Ofcom has launched an investigation into telecoms giants Three and Vodafone, to assess whether they breached EU rules on net neutrality.
The regulator said it would look into whether the two companies “throttled” internet traffic, which refers to the practice of intentionally slowing down specific types of online traffic.
Under the EU Open Internet Access Regulations, internet service providers are prohibited from blocking or slowing down traffic – a practice commonly known as net neutrality and the idea that all online traffic is treated equally.
Ofcom said it was also investigating Three over concerns it restricted tethering between devices, the practice of using a mobile phone to connect another device to the internet, and imposing restrictions on the devices in which a Sim card can be used.
Ofcom said it would look into the scheme’s possible throttling of particular categories of traffic, including when customers are roaming.
EU regulations say internet providers are allowed to use “reasonable” measures to manage their traffic and ensure their networks run smoothly, but strict rules are in place on transparency and how these can be used.

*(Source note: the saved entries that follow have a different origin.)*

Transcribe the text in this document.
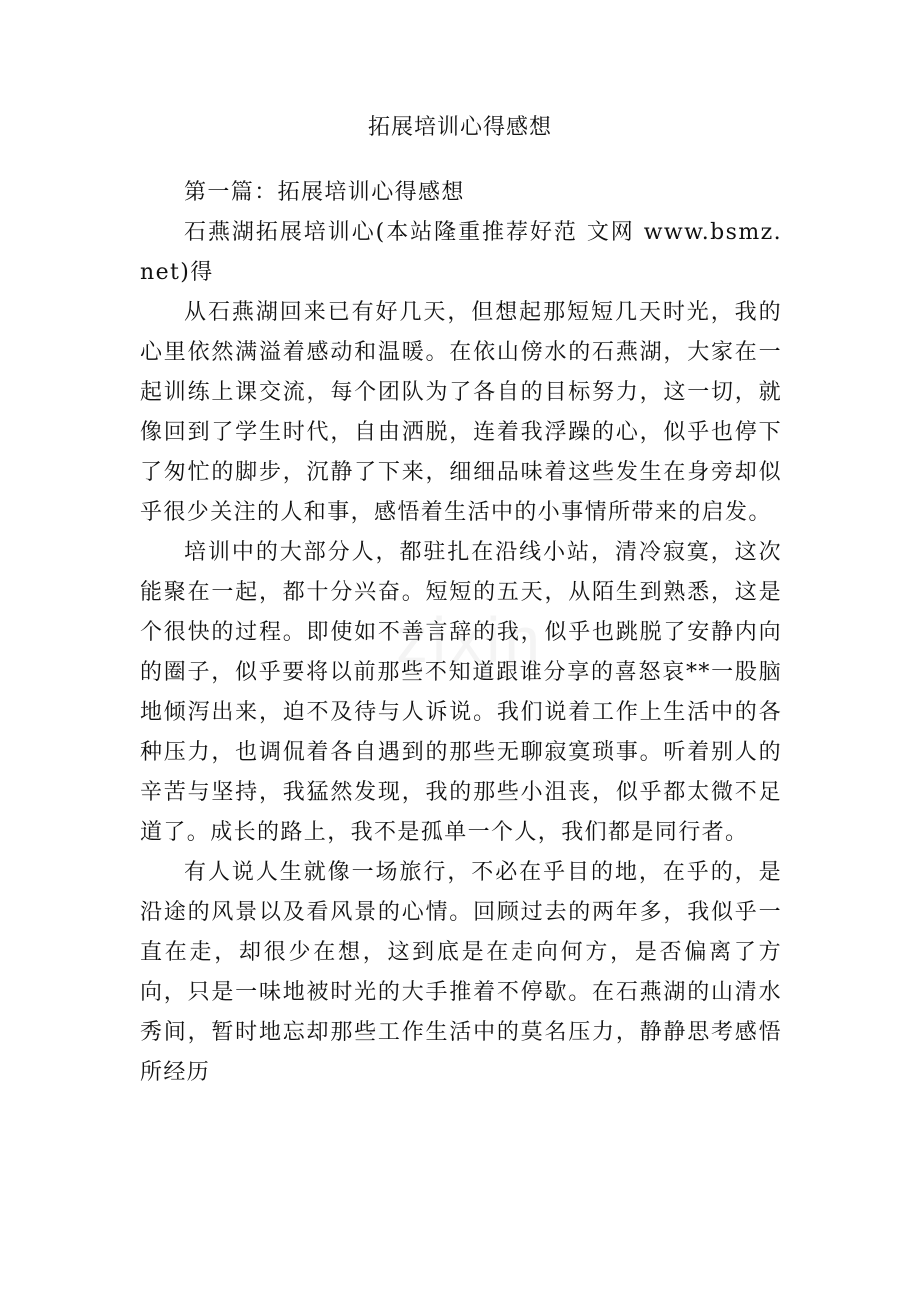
拓展培训心得感想

第一篇：拓展培训心得感想

石燕湖拓展培训心(本站隆重推荐好范 文网 www.bsmz.net)得

从石燕湖回来已有好几天，但想起那短短几天时光，我的心里依然满溢着感动和温暖。在依山傍水的石燕湖，大家在一起训练上课交流，每个团队为了各自的目标努力，这一切，就像回到了学生时代，自由洒脱，连着我浮躁的心，似乎也停下了匆忙的脚步，沉静了下来，细细品味着这些发生在身旁却似乎很少关注的人和事，感悟着生活中的小事情所带来的启发。

培训中的大部分人，都驻扎在沿线小站，清冷寂寞，这次能聚在一起，都十分兴奋。短短的五天，从陌生到熟悉，这是个很快的过程。即使如不善言辞的我，似乎也跳脱了安静内向的圈子，似乎要将以前那些不知道跟谁分享的喜怒哀**一股脑地倾泻出来，迫不及待与人诉说。我们说着工作上生活中的各种压力，也调侃着各自遇到的那些无聊寂寞琐事。听着别人的辛苦与坚持，我猛然发现，我的那些小沮丧，似乎都太微不足道了。成长的路上，我不是孤单一个人，我们都是同行者。

有人说人生就像一场旅行，不必在乎目的地，在乎的，是沿途的风景以及看风景的心情。回顾过去的两年多，我似乎一直在走，却很少在想，这到底是在走向何方，是否偏离了方向，只是一味地被时光的大手推着不停歇。在石燕湖的山清水秀间，暂时地忘却那些工作生活中的莫名压力，静静思考感悟所经历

In response to the investigation, Vodafone denied its Passes throttled internet traffic.
“We are very disappointed with Ofcom’s decision to target Vodafone Passes,” a company spokesman said.
“Our Passes allow customers to access their favourite content without fear of running out of data or attracting out-of-bundle charges.

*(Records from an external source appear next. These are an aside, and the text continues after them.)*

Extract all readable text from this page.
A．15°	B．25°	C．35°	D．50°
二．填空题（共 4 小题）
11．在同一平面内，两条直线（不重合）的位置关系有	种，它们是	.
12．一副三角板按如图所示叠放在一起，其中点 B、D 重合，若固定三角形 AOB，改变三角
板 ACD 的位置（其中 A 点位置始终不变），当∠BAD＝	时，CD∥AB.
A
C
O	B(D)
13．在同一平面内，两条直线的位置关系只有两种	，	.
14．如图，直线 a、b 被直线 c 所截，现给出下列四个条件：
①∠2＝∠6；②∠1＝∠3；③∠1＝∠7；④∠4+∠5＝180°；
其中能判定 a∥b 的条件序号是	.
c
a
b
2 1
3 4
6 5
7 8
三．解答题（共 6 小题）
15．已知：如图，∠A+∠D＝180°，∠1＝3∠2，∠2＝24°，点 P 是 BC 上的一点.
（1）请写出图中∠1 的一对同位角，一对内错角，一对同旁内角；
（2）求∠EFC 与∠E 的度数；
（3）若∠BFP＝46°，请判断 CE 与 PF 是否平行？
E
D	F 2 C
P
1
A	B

“Twenty-two content providers have signed up so far, ensuring Vodafone customers can enjoy the widest selection of worry-free access to content across the industry.
“Vodafone does not ‘throttle’ speeds on Vodafone Passes, either in the UK or while customers are roaming.
“The Video Pass is optimised so that all of our customers have a high quality experience when streaming content on the network.
“Optimising means making the bandwidth available that enables videos to be delivered in a faster, more efficient way, while still providing the best smartphone viewing experience, and without compromising the experience of other customers who do not use a Vodafone Pass.
“We developed Vodafone Passes in direct response to customer feedback and have provided clear information to customers about how they work.
“We will be explaining all of this to Ofcom during the course of their investigation.”
Ofcom said it was also reviewing other information gathered from its own enforcement programme and would publish a wider report, including assessments on other internet service providers, later this year.